Je raccrochais en souriant. Tout se déroulait comme prévu.



La rencontre fortuite de cette jeune femme m’avait ouvert les yeux sur le « comment » ! Il ne me restait qu’à mettre en branle, si j’ose m’exprimer ainsi, tout ce beau monde. Et si Aurore ne répondait finalement pas à mes attentes, j’aurais passé une agréable soirée. 



J’étais donc gagnant quoi qu’il se passe. 



Je pris un long bain, je me rasais de frais et passais mon plus beau costume Armani. Anaïs avait toujours craqué lorsque je le portais. Et Maman en raffolait aussi. L’avis de Manon ne m’intéressait plus. Je me rendis compte qu’en fait, cette fille avait de l’allure, du charisme, de la répartie et était superbement belle. Mais qu’elle ne correspondait pas à ce que j’attendais d’une femme. Elle ne serait de la partie que dans le but d’exercer un peu ma vengeance sur elle aussi, car elle avait été partie prenante dans tout ce qui m’avait été caché. Et je comptais bien en profiter, même si son attitude, dernièrement, me laissait inconsciemment craindre un attachement plus prononcé que ce que je voulais bien admettre.



Mais j’aviserai alors en temps utiles.



À l’heure convenue, j’attendais à nouveau les filles dans le grand hall de l’hôtel. 



Maman arriva la première. Elle avait suivi mes ordres et me montra en catimini qu’elle portait bien les dessous que je lui avais offert. Elle avait revêtu une robe de soirée parfaitement sobre, à ma grande curiosité, qui ne correspondait pas vraiment à l’endroit dans lequel nous nous rendions.



-       Je connais ces endroits, Philippe ! Et je connais particulièrement celui où tu nous emmènes. Je n’ai besoin de porter quelque chose d’extravagant puisque je vais le retirer en entrant. 



-       Tu n’as pas tort ! Dis-je à cette réponse à ma question concernant son style vestimentaire. Et j’oublie parfois un peu trop rapidement que tu es une experte en la matière. 



Je profitais de cet instant en tête-à-tête pour l’embrasser avec passion, à l’abri des regards indiscrets, derrière la colonnade du hall. 

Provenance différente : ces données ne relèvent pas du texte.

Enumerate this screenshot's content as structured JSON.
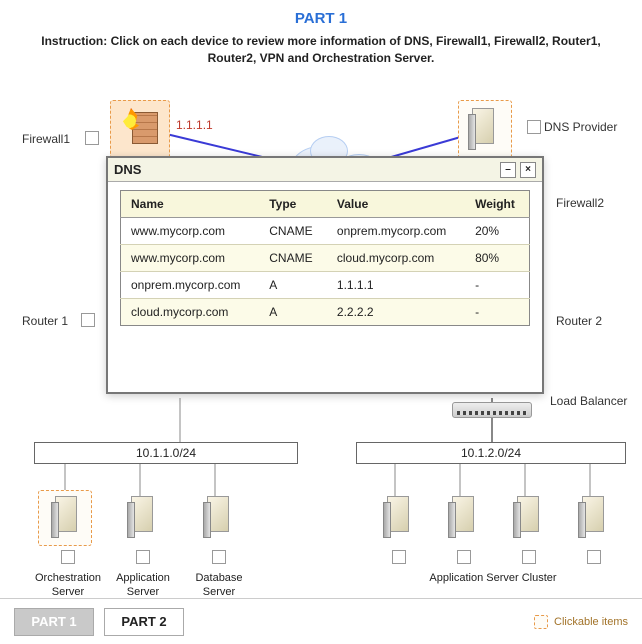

Maman, surprise par mon attaque, répondit langoureusement à mon désir. Sa langue se fraya un chemin vers la mienne et elles entamèrent un lent mais délicieux ballets entre nos bouches.



Ce moment dura de longues secondes durant lesquelles, nos yeux ouverts, nous pouvions deviner le désir et l’amour infini que nous nous portions l’un à l’autre. 



Je bandais comme un cerf et je savais que la chatte de Maman coulait doucement.



En me reculant un peu, rompant ainsi notre étreinte, je déclarais avec honnêteté



— Merci pour tout, Maman ! C’est grâce à toi que tout à commencé et c’est grâce à toi que j’ai découvert qui je suis vraiment. C’est toi, la femme de ma vie.



— De rien, mon chéri ! Je n’ai fait que suivre les conseils et les désirs de ton père. Mais je dois admettre que tu es un élève particulier et bougrement doué. Je suis fier d’être ta mère.



Elle m’enlaça tendrement, comme une mère le ferait avec son fils. 



Puis elle rit en disant



— Et tu embrasses comme un dieu ! Je ne pourrai plus m’en passer. Tu provoques une inondation de ma chatte à chaque fois, vilain garnement ! 



Nous nous sourîmes, sans avoir besoin de parler. La connexion entre nous était évidente et je comprenais le sens de ses pensées, comme elle comprenait les miennes. Notre amour prit, à cet instant, une tournure définitive. Car je sus, de façon instinctive, qu’elle avait compris le sens et le but de cette soirée. Et qu’elle ne ferait rien pour m’empêcher de la mener à bien. Elle devenait, en ce moment, mon alliée la plus efficace, probablement que son côté un brin pervers se satisfaisait du rôle qu’elle allait devoir endosser.



Anaïs arriva sur ces entre-faits. Je remarquais immédiatement qu’elle était plus à l’aise sur ses escarpins qu’auparavant. Elle ondulait magnifiquement dans notre direction, d’une démarche chaloupée et terriblement sensuelle. J’en fis la remarque à Maman qui me répondit en riant qu’elles y avaient passé un long moment mais que la détermination d’Anaïs n’avait d’égal que mon fétichisme pour ces engins de torture. 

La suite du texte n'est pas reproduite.